Lifestyle can make a difference in whether someone gets Vascular Dementia or not. Last Friday I went to an Alzheimer's Association workshop in our area. One workshop presenter was a young nurse who when she was only 14 took care of her late Grandmother who had Vascular Dementia. This inspired this young lady to go into nursing and to reflect and research on Vascular Dementia. She said that blood vessel damage to the brain is what causes this disease. One gets this disease by lifestyle choices that might be avoided. She has been losing weight she said.
Here are the lifestyle issues that she said predict who gets Vascular Dementia.
• History of heart attack, strokes or mini strokesI will have been married to my husband twelve years this month. In 2004 he had a heart attack, heart surgery, and contracted type 2 diabetes. He gave up smoking many years ago. He also has had carotid artery surgery shortly after the heart surgery. Hence he was a candidate for Vascular Dementia.
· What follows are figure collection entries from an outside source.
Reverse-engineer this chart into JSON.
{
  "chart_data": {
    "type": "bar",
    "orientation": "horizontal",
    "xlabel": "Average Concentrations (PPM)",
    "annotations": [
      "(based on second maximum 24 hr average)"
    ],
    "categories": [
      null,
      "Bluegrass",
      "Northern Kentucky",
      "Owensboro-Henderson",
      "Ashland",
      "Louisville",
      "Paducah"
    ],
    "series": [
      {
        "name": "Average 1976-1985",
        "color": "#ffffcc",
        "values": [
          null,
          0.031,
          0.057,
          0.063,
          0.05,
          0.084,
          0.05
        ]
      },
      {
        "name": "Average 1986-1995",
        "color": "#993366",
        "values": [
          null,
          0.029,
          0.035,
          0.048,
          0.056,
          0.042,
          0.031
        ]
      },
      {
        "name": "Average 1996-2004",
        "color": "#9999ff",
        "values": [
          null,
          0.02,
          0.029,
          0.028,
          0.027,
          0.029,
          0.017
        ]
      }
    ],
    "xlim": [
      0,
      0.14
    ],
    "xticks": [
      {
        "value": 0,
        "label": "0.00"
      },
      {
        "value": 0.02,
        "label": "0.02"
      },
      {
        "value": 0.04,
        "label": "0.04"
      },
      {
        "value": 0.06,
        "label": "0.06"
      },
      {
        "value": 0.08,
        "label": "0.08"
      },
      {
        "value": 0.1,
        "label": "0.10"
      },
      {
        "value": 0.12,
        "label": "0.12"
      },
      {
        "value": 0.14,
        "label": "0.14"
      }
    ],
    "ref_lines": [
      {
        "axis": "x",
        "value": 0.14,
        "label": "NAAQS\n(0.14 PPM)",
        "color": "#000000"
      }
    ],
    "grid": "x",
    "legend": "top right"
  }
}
• High cholesterol HD and LDL under 100
• High blood pressure
• Type 2 Diabetes
Many of the above conditions can be avoided with weight loss. I have never smoked, but I have had problems maintaining weight loss and regaining weight. After my husband started going downhill with dementia, he lost weight and I put on weight due to emotional eating. But this has changed recently with my rejoining Weight Watchers. I am determined to have the best possible health in my senior years and to not be one of those 60% of caregivers who die before their loved one with dementia dies. My doctor has been so pleased with my weight loss and the great blood pressure and HD and LDL readings that she wants to see me only twice a year instead of four times a year now.
My diet is certainly going well, but Weight Watchers does emphasize exercise. I am hoping to find time to exercise, but so far the main exercise I can fit into the schedule is yard work. Ugh! Do love to jog, but have been told to only walk now and hubby doesn't feel safe with my walking in our safe neighborhood. When we go to the gym, my husband just watches me. I guess I just have to accept that he will do little exercise there and fit this into my busy schedule of having to do everything, make a living, arrange for taxes, etc. Maybe I can start with a once a week gym visit and spend more time on weeding for exercise.
Some Alzheimer's and dementias will come until we find cures, but the one we do know about can be avoided early on. We certainly do not need to be the couple where both of us have Vascular Dementia.